One of the most ridiculous and frustrating features of Downers Grove is that the internet provided by the local Starbucks is more reliable than the Wi-Fi provided by the school district.
It’s widely known by staff and students alike that the internet has its fair share of problems. To start, the random disconnections. Occasionally, Google Drive won’t load. It seems as though any convenient and necessary academic website runs into a loading issue every fourth or fifth connection attempt.
However, the most frustrating thing about the internet’s many issues is that they are painfully obvious and should be fixable.
Currently, nodes in each classroom usually only have to support less than 30 devices being connected at each time. Even with only 30 connections, the nodes produce the inconvenient errors.
The key word there is “devices,” because with as many as 30 students in most classes and classrooms going 1:1 next year, the system is going to have to support much more than 30 devices.
Consider this: if every student has a laptop to use and is expected to use it, that is at least 30 devices connected.
Now, if only half the students connect their phones to the Wi-Fi, which happens often because DGN is a dead-zone for cellphone signal, the class is already above their usual numbers for connectivity.
No teachers can now connect to the Wi-Fi without issues, if a student is working in the hallway and their device attempts to connect to that class’s node, it can’t support it.

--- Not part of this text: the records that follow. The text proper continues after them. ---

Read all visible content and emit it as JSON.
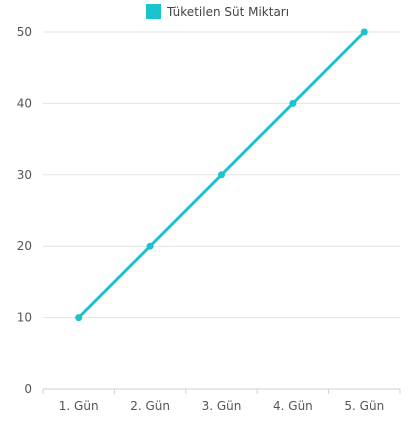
{
  "chart_data": {
    "type": "line",
    "categories": [
      "1. Gün",
      "2. Gün",
      "3. Gün",
      "4. Gün",
      "5. Gün"
    ],
    "series": [
      {
        "name": "Tüketilen Süt Miktarı",
        "values": [
          10,
          20,
          30,
          40,
          50
        ],
        "color": "#1bc3cf"
      }
    ],
    "ylim": [
      0,
      50
    ],
    "yticks": [
      0,
      10,
      20,
      30,
      40,
      50
    ],
    "grid": true,
    "legend": "top-center"
  }
}
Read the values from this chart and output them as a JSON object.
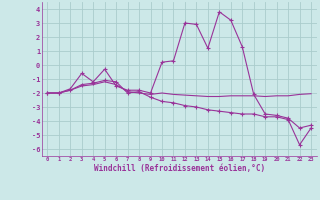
{
  "xlabel": "Windchill (Refroidissement éolien,°C)",
  "background_color": "#cce8e8",
  "line_color": "#993399",
  "grid_color": "#aacccc",
  "x_values": [
    0,
    1,
    2,
    3,
    4,
    5,
    6,
    7,
    8,
    9,
    10,
    11,
    12,
    13,
    14,
    15,
    16,
    17,
    18,
    19,
    20,
    21,
    22,
    23
  ],
  "line1_y": [
    -2.0,
    -2.0,
    -1.7,
    -0.6,
    -1.2,
    -0.3,
    -1.5,
    -1.8,
    -1.8,
    -2.0,
    0.2,
    0.3,
    3.0,
    2.9,
    1.2,
    3.8,
    3.2,
    1.3,
    -2.1,
    -3.5,
    -3.6,
    -3.8,
    -4.5,
    -4.3
  ],
  "line2_y": [
    -2.0,
    -2.0,
    -1.8,
    -1.5,
    -1.4,
    -1.2,
    -1.4,
    -1.9,
    -2.0,
    -2.1,
    -2.0,
    -2.1,
    -2.15,
    -2.2,
    -2.25,
    -2.25,
    -2.2,
    -2.2,
    -2.2,
    -2.25,
    -2.2,
    -2.2,
    -2.1,
    -2.05
  ],
  "line3_y": [
    -2.0,
    -2.0,
    -1.8,
    -1.4,
    -1.3,
    -1.1,
    -1.2,
    -2.0,
    -1.9,
    -2.3,
    -2.6,
    -2.7,
    -2.9,
    -3.0,
    -3.2,
    -3.3,
    -3.4,
    -3.5,
    -3.5,
    -3.7,
    -3.7,
    -3.9,
    -5.7,
    -4.5
  ],
  "ylim": [
    -6.5,
    4.5
  ],
  "yticks": [
    -6,
    -5,
    -4,
    -3,
    -2,
    -1,
    0,
    1,
    2,
    3,
    4
  ],
  "xlim": [
    -0.5,
    23.5
  ],
  "xticks": [
    0,
    1,
    2,
    3,
    4,
    5,
    6,
    7,
    8,
    9,
    10,
    11,
    12,
    13,
    14,
    15,
    16,
    17,
    18,
    19,
    20,
    21,
    22,
    23
  ],
  "figsize": [
    3.2,
    2.0
  ],
  "dpi": 100
}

The main issue with connection issues is that by going 1:1, District 99 is effectively saying that they recognize the educational benefits of the internet. By not updating the nodes or connection ability of the school’s Wi-Fi despite the issues occurring after the school Wi-Fi was last updated in 2011, they are effectively disregarding the broad-range of issues that offering 1:1 can bring.
Offering 1:1 technology without also offering proper connection reduces the benefits of the technology. Thus, as an editorial staff, we say fix the internet or don’t embrace 1:1.
We simply cannot condone embracing one technological progression while ignoring the failing Wi-Fi infrastructure that is meant to compliment it.